The results of the respected Newspoll and Nielsen surveys are likely to harden opposition to some of the budget measures by Labor and minor parties who have the power to block them in the Senate.

The Newspoll found Abbott’s government, which came to power in a landslide election victory in September, was now trailing the opposition 45 percent to 55 percent on the question of who respondents would vote for at the next election. Nielsen put the gap wider at 44 percent to 56 percent.

Newspoll found 48 percent of respondents believe the budget was bad for Australia. Nielsen found 74 percent of respondents thought they would be worse off and 63 percent branded the budget unfair.

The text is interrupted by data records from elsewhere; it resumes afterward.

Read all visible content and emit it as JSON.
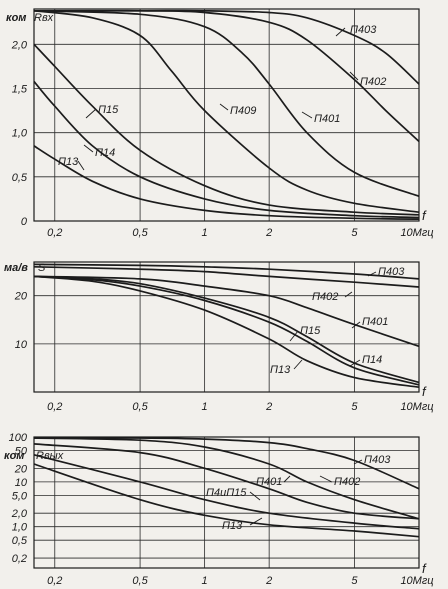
{
  "chart_data": [
    {
      "type": "line",
      "xscale": "log",
      "xlim": [
        0.16,
        10
      ],
      "x_ticks": [
        0.2,
        0.5,
        1,
        2,
        5,
        10
      ],
      "x_tick_labels": [
        "0,2",
        "0,5",
        "1",
        "2",
        "5",
        "10Мгц"
      ],
      "xlabel": "f",
      "ylim": [
        0,
        2.4
      ],
      "y_ticks": [
        0,
        0.5,
        1.0,
        1.5,
        2.0
      ],
      "y_tick_labels": [
        "0",
        "0,5",
        "1,0",
        "1,5",
        "2,0"
      ],
      "y_unit": "ком",
      "ylabel": "Rвх",
      "grid": true,
      "series": [
        {
          "name": "П403",
          "x": [
            0.16,
            0.5,
            1,
            2,
            3,
            5,
            7,
            10
          ],
          "y": [
            2.38,
            2.38,
            2.38,
            2.36,
            2.3,
            2.1,
            1.9,
            1.55
          ]
        },
        {
          "name": "П402",
          "x": [
            0.16,
            0.5,
            1,
            2,
            3,
            5,
            7,
            10
          ],
          "y": [
            2.38,
            2.38,
            2.36,
            2.25,
            2.05,
            1.6,
            1.25,
            0.9
          ]
        },
        {
          "name": "П401",
          "x": [
            0.16,
            0.5,
            1,
            1.5,
            2,
            3,
            5,
            10
          ],
          "y": [
            2.38,
            2.34,
            2.2,
            1.9,
            1.55,
            1.0,
            0.55,
            0.28
          ]
        },
        {
          "name": "П409",
          "x": [
            0.16,
            0.3,
            0.5,
            0.7,
            1,
            2,
            3,
            5,
            10
          ],
          "y": [
            2.38,
            2.3,
            2.1,
            1.7,
            1.25,
            0.6,
            0.35,
            0.2,
            0.1
          ]
        },
        {
          "name": "П15",
          "x": [
            0.16,
            0.2,
            0.3,
            0.5,
            1,
            2,
            5,
            10
          ],
          "y": [
            2.0,
            1.75,
            1.3,
            0.8,
            0.4,
            0.18,
            0.1,
            0.07
          ]
        },
        {
          "name": "П14",
          "x": [
            0.16,
            0.2,
            0.3,
            0.5,
            1,
            2,
            5,
            10
          ],
          "y": [
            1.58,
            1.3,
            0.85,
            0.5,
            0.25,
            0.12,
            0.06,
            0.04
          ]
        },
        {
          "name": "П13",
          "x": [
            0.16,
            0.2,
            0.3,
            0.5,
            1,
            2,
            5,
            10
          ],
          "y": [
            0.85,
            0.7,
            0.45,
            0.25,
            0.12,
            0.06,
            0.03,
            0.02
          ]
        }
      ]
    },
    {
      "type": "line",
      "xscale": "log",
      "xlim": [
        0.16,
        10
      ],
      "x_ticks": [
        0.2,
        0.5,
        1,
        2,
        5,
        10
      ],
      "x_tick_labels": [
        "0,2",
        "0,5",
        "1",
        "2",
        "5",
        "10Мгц"
      ],
      "xlabel": "f",
      "ylim": [
        0,
        27
      ],
      "y_ticks": [
        10,
        20
      ],
      "y_tick_labels": [
        "10",
        "20"
      ],
      "y_unit": "ма/в",
      "ylabel": "S",
      "grid": true,
      "series": [
        {
          "name": "П403",
          "x": [
            0.16,
            0.5,
            1,
            2,
            5,
            10
          ],
          "y": [
            26.5,
            26.3,
            26.0,
            25.5,
            24.5,
            23.5
          ]
        },
        {
          "name": "П402",
          "x": [
            0.16,
            0.5,
            1,
            2,
            5,
            10
          ],
          "y": [
            26.0,
            25.5,
            25.0,
            24.0,
            22.8,
            21.8
          ]
        },
        {
          "name": "П401",
          "x": [
            0.16,
            0.5,
            1,
            2,
            3,
            5,
            10
          ],
          "y": [
            24.0,
            23.5,
            22.0,
            20.0,
            17.5,
            14.0,
            9.5
          ]
        },
        {
          "name": "П15",
          "x": [
            0.16,
            0.3,
            0.5,
            1,
            2,
            3,
            5,
            10
          ],
          "y": [
            24.0,
            23.5,
            22.5,
            19.5,
            15.5,
            11.5,
            6.0,
            2.0
          ]
        },
        {
          "name": "П14",
          "x": [
            0.16,
            0.3,
            0.5,
            1,
            2,
            3,
            5,
            10
          ],
          "y": [
            24.0,
            23.3,
            22.0,
            19.0,
            14.5,
            10.5,
            5.0,
            1.5
          ]
        },
        {
          "name": "П13",
          "x": [
            0.16,
            0.3,
            0.5,
            1,
            2,
            3,
            5,
            10
          ],
          "y": [
            24.0,
            23.0,
            21.0,
            17.0,
            11.0,
            6.5,
            3.0,
            1.0
          ]
        }
      ]
    },
    {
      "type": "line",
      "xscale": "log",
      "yscale": "log",
      "xlim": [
        0.16,
        10
      ],
      "x_ticks": [
        0.2,
        0.5,
        1,
        2,
        5,
        10
      ],
      "x_tick_labels": [
        "0,2",
        "0,5",
        "1",
        "2",
        "5",
        "10Мгц"
      ],
      "xlabel": "f",
      "ylim": [
        0.12,
        100
      ],
      "y_ticks": [
        100,
        50,
        20,
        10,
        5,
        2,
        1,
        0.5,
        0.2
      ],
      "y_tick_labels": [
        "100",
        "50",
        "20",
        "10",
        "5,0",
        "2,0",
        "1,0",
        "0,5",
        "0,2"
      ],
      "y_unit": "ком",
      "ylabel": "Rвых",
      "grid": true,
      "series": [
        {
          "name": "П403",
          "x": [
            0.16,
            0.5,
            1,
            2,
            3,
            5,
            10
          ],
          "y": [
            95,
            95,
            90,
            75,
            55,
            30,
            7
          ]
        },
        {
          "name": "П402",
          "x": [
            0.16,
            0.5,
            1,
            2,
            3,
            5,
            10
          ],
          "y": [
            95,
            85,
            60,
            25,
            10,
            4,
            1.5
          ]
        },
        {
          "name": "П401",
          "x": [
            0.16,
            0.5,
            1,
            2,
            3,
            5,
            10
          ],
          "y": [
            70,
            45,
            20,
            7,
            3.5,
            2,
            1.5
          ]
        },
        {
          "name": "П4иП15",
          "x": [
            0.16,
            0.5,
            1,
            2,
            5,
            10
          ],
          "y": [
            40,
            10,
            4,
            2,
            1.2,
            0.9
          ]
        },
        {
          "name": "П13",
          "x": [
            0.16,
            0.5,
            1,
            2,
            5,
            10
          ],
          "y": [
            25,
            4,
            1.8,
            1.1,
            0.8,
            0.6
          ]
        }
      ]
    }
  ],
  "labels": {
    "p1": {
      "P403": "П403",
      "P402": "П402",
      "P401": "П401",
      "P409": "П409",
      "P15": "П15",
      "P14": "П14",
      "P13": "П13"
    },
    "p2": {
      "P403": "П403",
      "P402": "П402",
      "P401": "П401",
      "P15": "П15",
      "P14": "П14",
      "P13": "П13"
    },
    "p3": {
      "P403": "П403",
      "P402": "П402",
      "P401": "П401",
      "P4P15": "П4иП15",
      "P13": "П13"
    }
  }
}
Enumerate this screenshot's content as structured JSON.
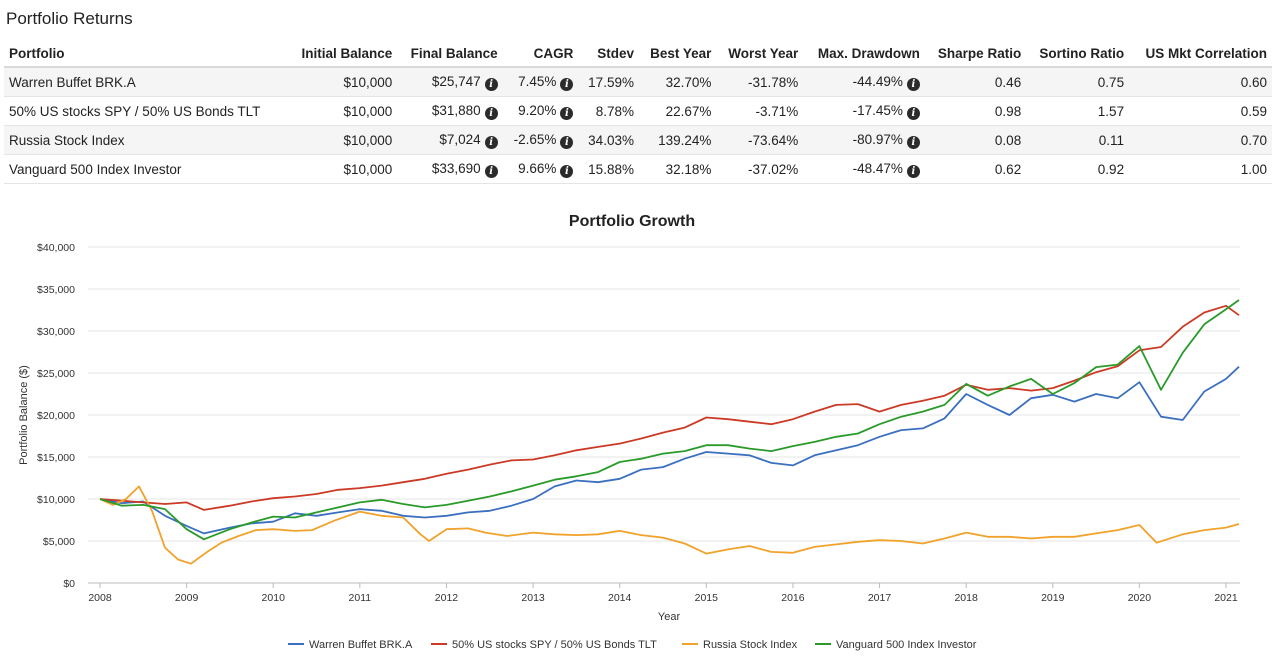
{
  "returns": {
    "title": "Portfolio Returns",
    "columns": [
      "Portfolio",
      "Initial Balance",
      "Final Balance",
      "CAGR",
      "Stdev",
      "Best Year",
      "Worst Year",
      "Max. Drawdown",
      "Sharpe Ratio",
      "Sortino Ratio",
      "US Mkt Correlation"
    ],
    "info_icon": "info-circle-icon",
    "rows": [
      {
        "portfolio": "Warren Buffet BRK.A",
        "initial": "$10,000",
        "final": "$25,747",
        "cagr": "7.45%",
        "stdev": "17.59%",
        "best": "32.70%",
        "worst": "-31.78%",
        "maxdd": "-44.49%",
        "sharpe": "0.46",
        "sortino": "0.75",
        "corr": "0.60"
      },
      {
        "portfolio": "50% US stocks SPY / 50% US Bonds TLT",
        "initial": "$10,000",
        "final": "$31,880",
        "cagr": "9.20%",
        "stdev": "8.78%",
        "best": "22.67%",
        "worst": "-3.71%",
        "maxdd": "-17.45%",
        "sharpe": "0.98",
        "sortino": "1.57",
        "corr": "0.59"
      },
      {
        "portfolio": "Russia Stock Index",
        "initial": "$10,000",
        "final": "$7,024",
        "cagr": "-2.65%",
        "stdev": "34.03%",
        "best": "139.24%",
        "worst": "-73.64%",
        "maxdd": "-80.97%",
        "sharpe": "0.08",
        "sortino": "0.11",
        "corr": "0.70"
      },
      {
        "portfolio": "Vanguard 500 Index Investor",
        "initial": "$10,000",
        "final": "$33,690",
        "cagr": "9.66%",
        "stdev": "15.88%",
        "best": "32.18%",
        "worst": "-37.02%",
        "maxdd": "-48.47%",
        "sharpe": "0.62",
        "sortino": "0.92",
        "corr": "1.00"
      }
    ]
  },
  "chart_data": {
    "type": "line",
    "title": "Portfolio Growth",
    "xlabel": "Year",
    "ylabel": "Portfolio Balance ($)",
    "xlim": [
      2008,
      2021.2
    ],
    "ylim": [
      0,
      40000
    ],
    "x_ticks": [
      2008,
      2009,
      2010,
      2011,
      2012,
      2013,
      2014,
      2015,
      2016,
      2017,
      2018,
      2019,
      2020,
      2021
    ],
    "y_ticks": [
      0,
      5000,
      10000,
      15000,
      20000,
      25000,
      30000,
      35000,
      40000
    ],
    "y_tick_labels": [
      "$0",
      "$5,000",
      "$10,000",
      "$15,000",
      "$20,000",
      "$25,000",
      "$30,000",
      "$35,000",
      "$40,000"
    ],
    "grid": true,
    "legend_position": "bottom",
    "series": [
      {
        "name": "Warren Buffet BRK.A",
        "color": "#3b6fbf",
        "x": [
          2008,
          2008.25,
          2008.5,
          2008.75,
          2009,
          2009.2,
          2009.5,
          2009.75,
          2010,
          2010.25,
          2010.5,
          2010.75,
          2011,
          2011.25,
          2011.5,
          2011.75,
          2012,
          2012.25,
          2012.5,
          2012.75,
          2013,
          2013.25,
          2013.5,
          2013.75,
          2014,
          2014.25,
          2014.5,
          2014.75,
          2015,
          2015.25,
          2015.5,
          2015.75,
          2016,
          2016.25,
          2016.5,
          2016.75,
          2017,
          2017.25,
          2017.5,
          2017.75,
          2018,
          2018.25,
          2018.5,
          2018.75,
          2019,
          2019.25,
          2019.5,
          2019.75,
          2020,
          2020.25,
          2020.5,
          2020.75,
          2021,
          2021.15
        ],
        "values": [
          10000,
          9500,
          9700,
          8000,
          6800,
          5900,
          6600,
          7100,
          7300,
          8300,
          8000,
          8400,
          8800,
          8600,
          8000,
          7800,
          8000,
          8400,
          8600,
          9200,
          10000,
          11500,
          12200,
          12000,
          12400,
          13500,
          13800,
          14800,
          15600,
          15400,
          15200,
          14300,
          14000,
          15200,
          15800,
          16400,
          17400,
          18200,
          18400,
          19600,
          22500,
          21200,
          20000,
          22000,
          22400,
          21600,
          22500,
          22000,
          23900,
          19800,
          19400,
          22800,
          24300,
          25747
        ]
      },
      {
        "name": "50% US stocks SPY / 50% US Bonds TLT",
        "color": "#cc3a25",
        "x": [
          2008,
          2008.25,
          2008.5,
          2008.75,
          2009,
          2009.2,
          2009.5,
          2009.75,
          2010,
          2010.25,
          2010.5,
          2010.75,
          2011,
          2011.25,
          2011.5,
          2011.75,
          2012,
          2012.25,
          2012.5,
          2012.75,
          2013,
          2013.25,
          2013.5,
          2013.75,
          2014,
          2014.25,
          2014.5,
          2014.75,
          2015,
          2015.25,
          2015.5,
          2015.75,
          2016,
          2016.25,
          2016.5,
          2016.75,
          2017,
          2017.25,
          2017.5,
          2017.75,
          2018,
          2018.25,
          2018.5,
          2018.75,
          2019,
          2019.25,
          2019.5,
          2019.75,
          2020,
          2020.25,
          2020.5,
          2020.75,
          2021,
          2021.15
        ],
        "values": [
          10000,
          9800,
          9600,
          9400,
          9600,
          8700,
          9200,
          9700,
          10100,
          10300,
          10600,
          11100,
          11300,
          11600,
          12000,
          12400,
          13000,
          13500,
          14100,
          14600,
          14700,
          15200,
          15800,
          16200,
          16600,
          17200,
          17900,
          18500,
          19700,
          19500,
          19200,
          18900,
          19500,
          20400,
          21200,
          21300,
          20400,
          21200,
          21700,
          22300,
          23600,
          23000,
          23200,
          22900,
          23200,
          24100,
          25100,
          25800,
          27700,
          28100,
          30500,
          32200,
          33000,
          31880
        ]
      },
      {
        "name": "Russia Stock Index",
        "color": "#f0a22a",
        "x": [
          2008,
          2008.15,
          2008.3,
          2008.45,
          2008.6,
          2008.75,
          2008.9,
          2009.05,
          2009.25,
          2009.4,
          2009.6,
          2009.8,
          2010,
          2010.25,
          2010.45,
          2010.7,
          2011,
          2011.25,
          2011.5,
          2011.7,
          2011.8,
          2012,
          2012.25,
          2012.45,
          2012.7,
          2013,
          2013.25,
          2013.5,
          2013.75,
          2014,
          2014.25,
          2014.5,
          2014.75,
          2015,
          2015.25,
          2015.5,
          2015.75,
          2016,
          2016.25,
          2016.5,
          2016.75,
          2017,
          2017.25,
          2017.5,
          2017.75,
          2018,
          2018.25,
          2018.5,
          2018.75,
          2019,
          2019.25,
          2019.5,
          2019.75,
          2020,
          2020.2,
          2020.5,
          2020.75,
          2021,
          2021.15
        ],
        "values": [
          10000,
          9300,
          10000,
          11500,
          8600,
          4200,
          2800,
          2300,
          3800,
          4800,
          5600,
          6300,
          6400,
          6200,
          6300,
          7400,
          8500,
          8000,
          7800,
          5800,
          5000,
          6400,
          6500,
          6000,
          5600,
          6000,
          5800,
          5700,
          5800,
          6200,
          5700,
          5400,
          4700,
          3500,
          4000,
          4400,
          3700,
          3600,
          4300,
          4600,
          4900,
          5100,
          5000,
          4700,
          5300,
          6000,
          5500,
          5500,
          5300,
          5500,
          5500,
          5900,
          6300,
          6900,
          4800,
          5800,
          6300,
          6600,
          7024
        ]
      },
      {
        "name": "Vanguard 500 Index Investor",
        "color": "#2a9a2a",
        "x": [
          2008,
          2008.25,
          2008.5,
          2008.75,
          2009,
          2009.2,
          2009.5,
          2009.75,
          2010,
          2010.25,
          2010.5,
          2010.75,
          2011,
          2011.25,
          2011.5,
          2011.75,
          2012,
          2012.25,
          2012.5,
          2012.75,
          2013,
          2013.25,
          2013.5,
          2013.75,
          2014,
          2014.25,
          2014.5,
          2014.75,
          2015,
          2015.25,
          2015.5,
          2015.75,
          2016,
          2016.25,
          2016.5,
          2016.75,
          2017,
          2017.25,
          2017.5,
          2017.75,
          2018,
          2018.25,
          2018.5,
          2018.75,
          2019,
          2019.25,
          2019.5,
          2019.75,
          2020,
          2020.25,
          2020.5,
          2020.75,
          2021,
          2021.15
        ],
        "values": [
          10000,
          9200,
          9300,
          8800,
          6400,
          5200,
          6400,
          7200,
          7900,
          7800,
          8400,
          9000,
          9600,
          9900,
          9400,
          9000,
          9300,
          9800,
          10300,
          10900,
          11600,
          12300,
          12700,
          13200,
          14400,
          14800,
          15400,
          15700,
          16400,
          16400,
          16000,
          15700,
          16300,
          16800,
          17400,
          17800,
          18900,
          19800,
          20400,
          21200,
          23700,
          22300,
          23400,
          24300,
          22500,
          23800,
          25700,
          26000,
          28200,
          23000,
          27400,
          30800,
          32600,
          33690
        ]
      }
    ]
  }
}
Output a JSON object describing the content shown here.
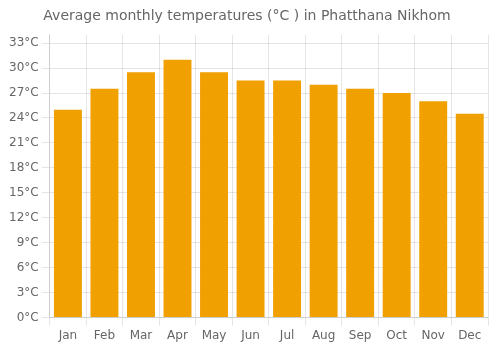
{
  "chart_data": {
    "type": "bar",
    "title": "Average monthly temperatures (°C ) in Phatthana Nikhom",
    "categories": [
      "Jan",
      "Feb",
      "Mar",
      "Apr",
      "May",
      "Jun",
      "Jul",
      "Aug",
      "Sep",
      "Oct",
      "Nov",
      "Dec"
    ],
    "values": [
      25.0,
      27.5,
      29.5,
      31.0,
      29.5,
      28.5,
      28.5,
      28.0,
      27.5,
      27.0,
      26.0,
      24.5
    ],
    "color": "#F0A000",
    "ylim": [
      0,
      34
    ],
    "yticks": [
      {
        "value": 0,
        "label": "0°C"
      },
      {
        "value": 3,
        "label": "3°C"
      },
      {
        "value": 6,
        "label": "6°C"
      },
      {
        "value": 9,
        "label": "9°C"
      },
      {
        "value": 12,
        "label": "12°C"
      },
      {
        "value": 15,
        "label": "15°C"
      },
      {
        "value": 18,
        "label": "18°C"
      },
      {
        "value": 21,
        "label": "21°C"
      },
      {
        "value": 24,
        "label": "24°C"
      },
      {
        "value": 27,
        "label": "27°C"
      },
      {
        "value": 30,
        "label": "30°C"
      },
      {
        "value": 33,
        "label": "33°C"
      }
    ],
    "grid": true
  }
}
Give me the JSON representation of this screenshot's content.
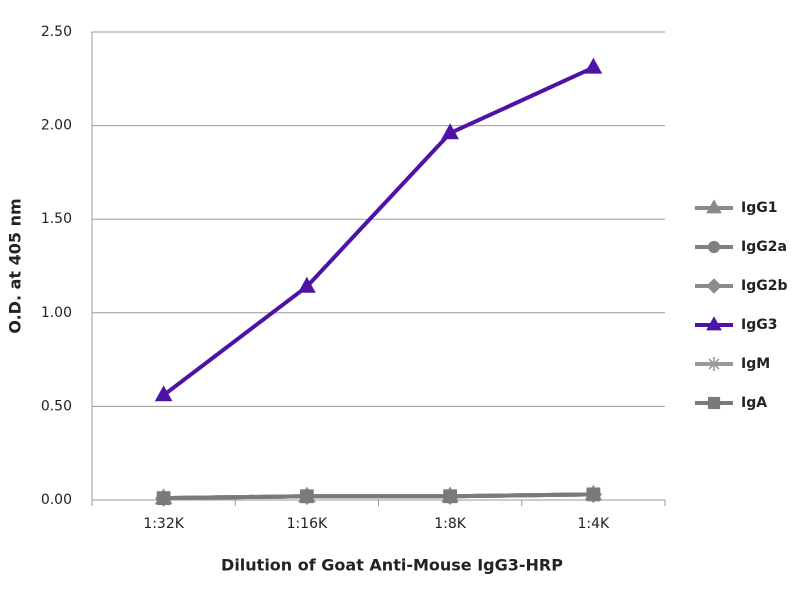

Both polls were based on random nationwide telephone surveys over the weekend. Newspoll surveyed 1,216 voters and Nielsen, 1,400 voters. Both polls had a margin of error less than 3 percent.

The budget is the toughest since former conservative Prime Minister John Howard’s first budget in 1996.

Nielsen pollster John Stirton said the result was the first budget response in which a majority of respondents condemned a budget as unfair.

“That’s the thing the government is really going to struggle with because … people will say they had a mandate to fix the budget, but they’re also saying maybe he (Abbott) didn’t have a mandate to do it unfairly,” Stirton told Australian Broadcasting Corp. radio.